4. A resonator as claimed in claim 1, in which the free end of said blades or one of said blades carries a transmission member driving a gear wheel.
5. A resonator as claimed in claim 1, in which a further flexible blade is secured to said holder, said holder forming means for mechanically coupling said flexible blades for the transmission of mechanical oscillations of one to the other, said further flexible blade having a free end carrying a transmission member driving a gear wheel.
6. A resonator as claimed in claim 1, in which the free end of a crystal-carrying blade has at least one longitudinal slit terminating away from the point at which the crystal is secured thereto.
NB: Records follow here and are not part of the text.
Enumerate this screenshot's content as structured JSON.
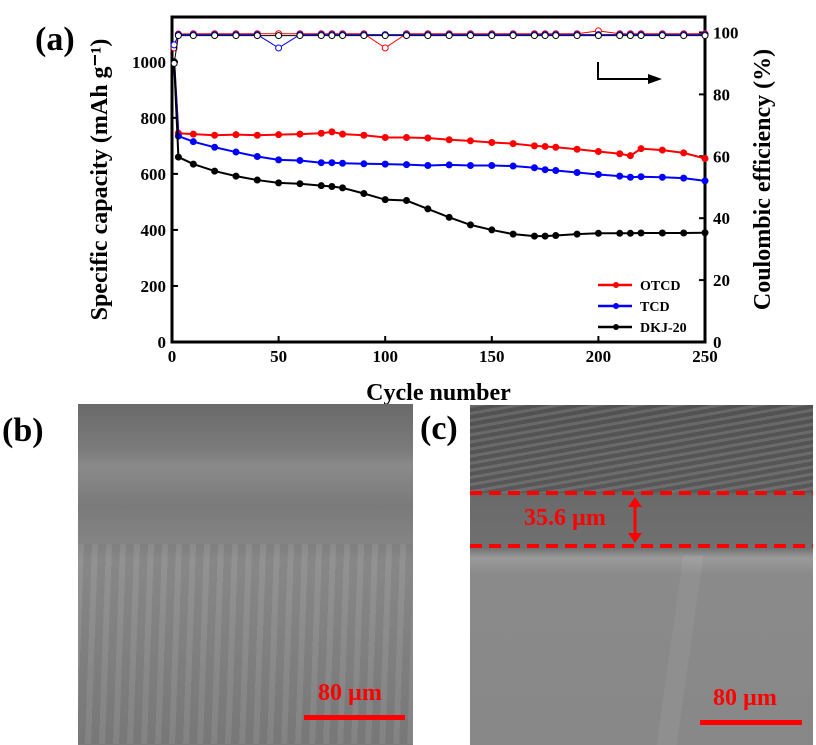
{
  "chart_data": {
    "type": "scatter-line",
    "panel_label": "(a)",
    "xlabel": "Cycle number",
    "ylabel": "Specific capacity (mAh g⁻¹)",
    "y2label": "Coulombic efficiency (%)",
    "xlim": [
      0,
      250
    ],
    "ylim": [
      0,
      1160
    ],
    "y2lim": [
      0,
      105
    ],
    "xticks": [
      0,
      50,
      100,
      150,
      200,
      250
    ],
    "yticks": [
      0,
      200,
      400,
      600,
      800,
      1000
    ],
    "y2ticks": [
      0,
      20,
      40,
      60,
      80,
      100
    ],
    "grid": false,
    "legend_position": "bottom-right",
    "cycles": [
      1,
      3,
      10,
      20,
      30,
      40,
      50,
      60,
      70,
      75,
      80,
      90,
      100,
      110,
      120,
      130,
      140,
      150,
      160,
      170,
      175,
      180,
      190,
      200,
      210,
      215,
      220,
      230,
      240,
      250
    ],
    "series": [
      {
        "name": "OTCD",
        "color": "#ff0000",
        "capacity": [
          1000,
          745,
          742,
          738,
          740,
          738,
          740,
          742,
          745,
          750,
          742,
          738,
          730,
          730,
          728,
          722,
          718,
          712,
          708,
          700,
          698,
          695,
          688,
          680,
          672,
          665,
          690,
          685,
          675,
          655
        ],
        "efficiency": [
          95,
          99.5,
          99.6,
          99.6,
          99.6,
          99.6,
          99.6,
          99.6,
          99.6,
          99.6,
          99.6,
          99.6,
          95,
          99.6,
          99.6,
          99.6,
          99.6,
          99.6,
          99.6,
          99.6,
          99.6,
          99.6,
          99.6,
          100.5,
          99.6,
          99.6,
          99.6,
          99.6,
          99.6,
          99.6
        ]
      },
      {
        "name": "TCD",
        "color": "#0000ff",
        "capacity": [
          1000,
          735,
          715,
          695,
          678,
          662,
          650,
          648,
          640,
          640,
          638,
          636,
          635,
          633,
          630,
          632,
          630,
          630,
          628,
          622,
          615,
          612,
          605,
          598,
          592,
          588,
          590,
          588,
          585,
          575
        ],
        "efficiency": [
          96,
          99.3,
          99.3,
          99.3,
          99.3,
          99.3,
          95,
          99.3,
          99.3,
          99.3,
          99.3,
          99.3,
          99.3,
          99.3,
          99.3,
          99.3,
          99.3,
          99.3,
          99.3,
          99.3,
          99.3,
          99.3,
          99.3,
          99.3,
          99.3,
          99.3,
          99.3,
          99.3,
          99.3,
          99.3
        ]
      },
      {
        "name": "DKJ-20",
        "color": "#000000",
        "capacity": [
          1000,
          660,
          635,
          610,
          592,
          578,
          568,
          565,
          558,
          555,
          550,
          530,
          508,
          505,
          475,
          445,
          418,
          400,
          385,
          378,
          378,
          380,
          385,
          388,
          388,
          388,
          389,
          389,
          389,
          390
        ],
        "efficiency": [
          90,
          99,
          99,
          99,
          99,
          99,
          99,
          99,
          99,
          99,
          99,
          99,
          99,
          99,
          99,
          99,
          99,
          99,
          99,
          99,
          99,
          99,
          99,
          99,
          99,
          99,
          99,
          99,
          99,
          99
        ]
      }
    ]
  },
  "panels": {
    "b": {
      "label": "(b)",
      "scale_bar": "80 µm"
    },
    "c": {
      "label": "(c)",
      "scale_bar": "80 µm",
      "thickness": "35.6 µm"
    }
  }
}
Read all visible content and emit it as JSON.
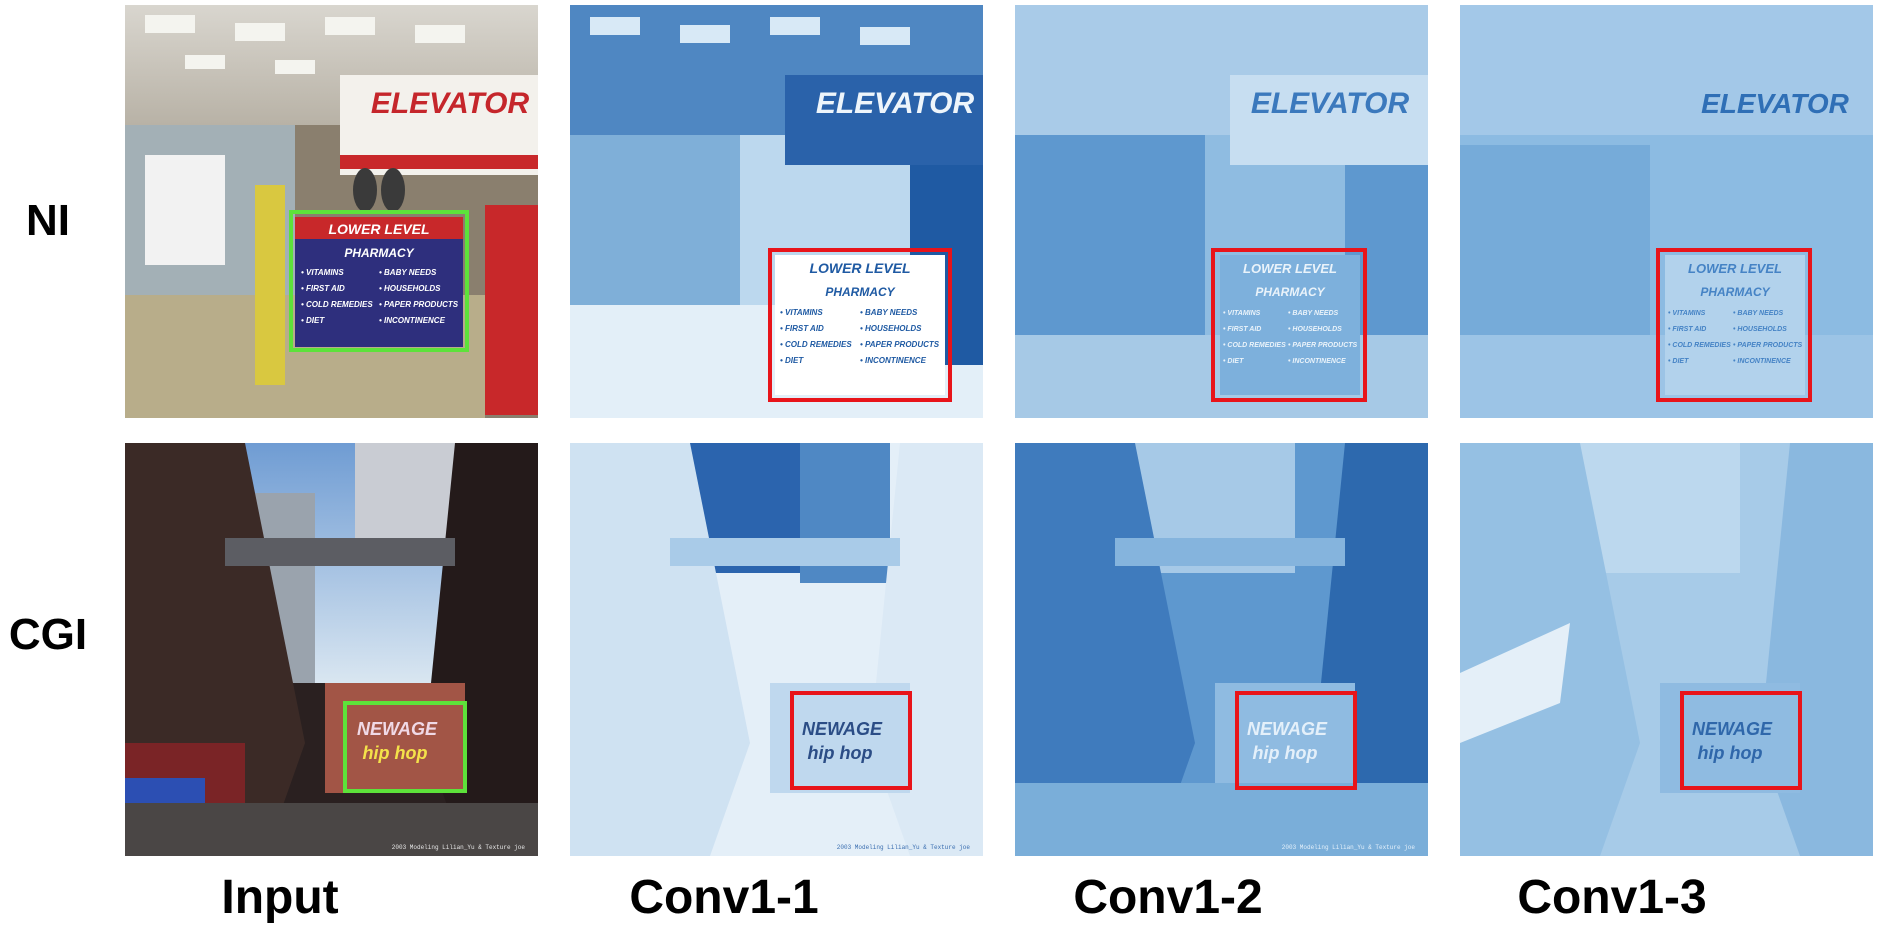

7. A resonator as claimed in claim 1, in which the dimensions of each crystal-carrying blade and crystal are such that the free end of the blade oscillates at a frequency of below 1,000 Hz and with an amplitude of at least 0.1 mm, the length of the blade being comprised between 12 and 25 mm, the largest dimension of the crystal being comprised between 20 and 25 percent of the length of the blade, and the length from the free end of the blade to the point where the crystal is secured is at least 50 percent the length of the blade.
8. A resonator as claimed in claim 1, in which the blade is made of a material having a low temperature coefficient.
9. A resonator as claimed in claim 1, in which each blade is secured to the holder by means of screws.
10. A resonator as claimed in claim 1, in which a coil, and optionally a diode electrically connected in series to the coil, is connected in said collector-emitter circuit in parallel to the first crystal.